Friday, February 4, 2005

Maggie Gallagher is no payola pundit

Commentary by David Reinhard


By DAVID REINHARD

David Reinhard

Perhaps we should dispense with the requisite disclosure statements up front:

One, I am not now, nor have I ever been, in the pay of the Bush administration, the Bush-Cheney 2004 presidential campaign or Hillary Clinton's "vast right-wing conspiracy." I can't tell you how galling it is to have to write that, and there are only two people to blame: One is conservative columnist and TV host Armstrong Williams, who accepted $241, 000 from the Department of Education to promote the Bush administration's No Child Left Behind Act. The other is former Secretary of Education Rod Paige, who presided over this nimrod arrangement and defended it even after Williams admitted he was wrong.

Two, I've known Maggie Gallagher for 15 years now. She's from the Portland area and is now president of the Washington-based Institute for Marriage and Public Policy. In addition to being a syndicated columnist, she is the author of articles and excellent books—"Enemies of Eros," "The Case for Marriage"—on marriage and feminism. I've lunched with her, talked with her over the phone and used her as both a source and sounding board.

The Maggie Gallagher I've come to know over the years is witty, tough-minded, level-headed and scrupulously honest in her work. She has spent her entire professional career challenging our hip new age's conventional wisdom on sex and marriage. That took guts. She's never been anybody's shill.

In short, I know Maggie Gallagher. Maggie Gallagher is a (professional) friend of mine. And Maggie Gallagher is no Armstrong Williams.

Which is what many in the media and Democratic Party are now trying to make her. You see, Gallagher is a columnist who had a contract with the Department of Health and Human Services. Gallagher subsequently wrote approvingly of the Bush administration "marriage initiative." Ergo, she accepted cash to tout the Bush administration's marriage initiative. Ergo, she's another payola pundit, another Armstrong Williams.

The Washington Post said just this in breaking the Maggie Gallagher story. "Gallagher failed to mention," Howard Kurtz reported, "that she had a $21,500 contract with (HSS) to help promote the president's proposal."

Indeed, she did fail to report that she had an HHS contract "to help promote the president's proposal." And why? Because her 2002 contract was for specific services she provided as one of the nation's marriage experts—writing why-marriage-matters brochures, ghost-writing a magazine article for an HHS official, briefing the department's regional managers on marriage research, and assisting HHS "in ongoing work related to strengthening marriage."

She hired on as what she had been for years, and chiefly remains to this day: a marriage expert. And for good reason: This recognized marriage expert provided expertise the department didn't have on hand. Unlike Williams, she wasn't hired to promote a Bush initiative in her column or TV appearances.

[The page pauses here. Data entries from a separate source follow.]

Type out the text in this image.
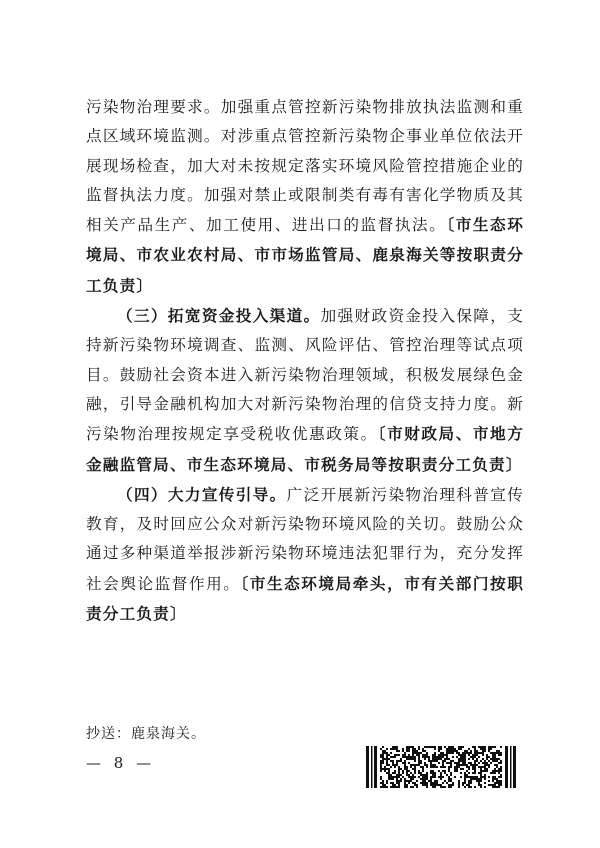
污染物治理要求。加强重点管控新污染物排放执法监测和重点区域环境监测。对涉重点管控新污染物企事业单位依法开展现场检查，加大对未按规定落实环境风险管控措施企业的监督执法力度。加强对禁止或限制类有毒有害化学物质及其相关产品生产、加工使用、进出口的监督执法。〔市生态环境局、市农业农村局、市市场监管局、鹿泉海关等按职责分工负责〕

（三）拓宽资金投入渠道。加强财政资金投入保障，支持新污染物环境调查、监测、风险评估、管控治理等试点项目。鼓励社会资本进入新污染物治理领域，积极发展绿色金融，引导金融机构加大对新污染物治理的信贷支持力度。新污染物治理按规定享受税收优惠政策。〔市财政局、市地方金融监管局、市生态环境局、市税务局等按职责分工负责〕

（四）大力宣传引导。广泛开展新污染物治理科普宣传教育，及时回应公众对新污染物环境风险的关切。鼓励公众通过多种渠道举报涉新污染物环境违法犯罪行为，充分发挥社会舆论监督作用。〔市生态环境局牵头，市有关部门按职责分工负责〕

抄送：鹿泉海关。
— 8 —
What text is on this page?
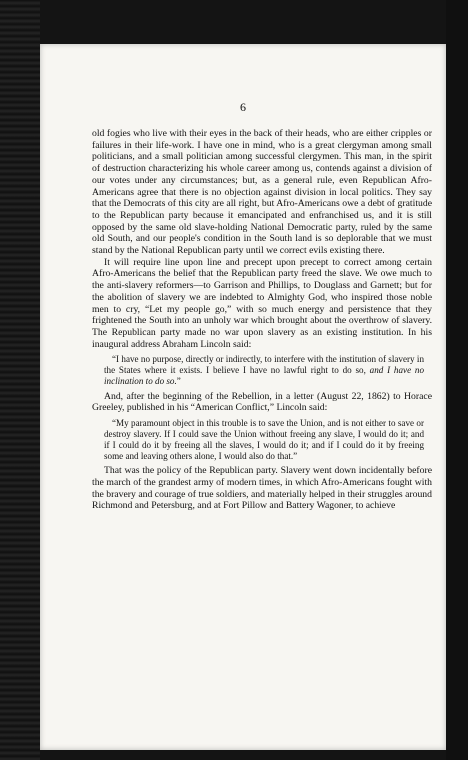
6

old fogies who live with their eyes in the back of their heads, who are either cripples or failures in their life-work. I have one in mind, who is a great clergyman among small politicians, and a small politician among successful clergymen. This man, in the spirit of destruction characterizing his whole career among us, contends against a division of our votes under any circumstances; but, as a general rule, even Republican Afro-Americans agree that there is no objection against division in local politics. They say that the Democrats of this city are all right, but Afro-Americans owe a debt of gratitude to the Republican party because it emancipated and enfranchised us, and it is still opposed by the same old slave-holding National Democratic party, ruled by the same old South, and our people's condition in the South land is so deplorable that we must stand by the National Republican party until we correct evils existing there.

It will require line upon line and precept upon precept to correct among certain Afro-Americans the belief that the Republican party freed the slave. We owe much to the anti-slavery reformers—to Garrison and Phillips, to Douglass and Garnett; but for the abolition of slavery we are indebted to Almighty God, who inspired those noble men to cry, “Let my people go,” with so much energy and persistence that they frightened the South into an unholy war which brought about the overthrow of slavery. The Republican party made no war upon slavery as an existing institution. In his inaugural address Abraham Lincoln said:

“I have no purpose, directly or indirectly, to interfere with the institution of slavery in the States where it exists. I believe I have no lawful right to do so, and I have no inclination to do so.”

And, after the beginning of the Rebellion, in a letter (August 22, 1862) to Horace Greeley, published in his “American Conflict,” Lincoln said:

“My paramount object in this trouble is to save the Union, and is not either to save or destroy slavery. If I could save the Union without freeing any slave, I would do it; and if I could do it by freeing all the slaves, I would do it; and if I could do it by freeing some and leaving others alone, I would also do that.”

That was the policy of the Republican party. Slavery went down incidentally before the march of the grandest army of modern times, in which Afro-Americans fought with the bravery and courage of true soldiers, and materially helped in their struggles around Richmond and Petersburg, and at Fort Pillow and Battery Wagoner, to achieve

Now, Gallagher ultimately praised Bush's marriage initiative in her column and on TV, which was fine. Anyone familiar with her work over the years would expect no less. But she failed to mention her HHS work in doing so, which was not fine. She should have disclosed this contract.

In fact, her response to Kurtz—"Did I violate journalistic ethics by not disclosing it? I don't know. You tell me."—suggests two things. One is her lack of guile in this whole matter; nobody but Paige has argued that a Williams-like arrangement is right. The second is the ambiguity of her professional identity, at least in her own mind. Was she a marriage expert who happened to write a column or a columnist who's also a marriage expert? Readers don't need the confusion; disclosure clears things up.

Gallagher quickly grasped this and apologized to readers and viewers for not disclosing. Good. What she won't apologize for—what she shouldn't apologize for—is being another Armstrong Williams. She's properly determined not to allow herself to become part of the payola-pundit meta-story some want to advance.

So, Gallagher's out making the rounds, doing what she's always done best—marshaling potent arguments, focusing on facts, taking on all comers with rigor, subtlety and charm. Only this time it's to defend her own good name. You go, Maggie.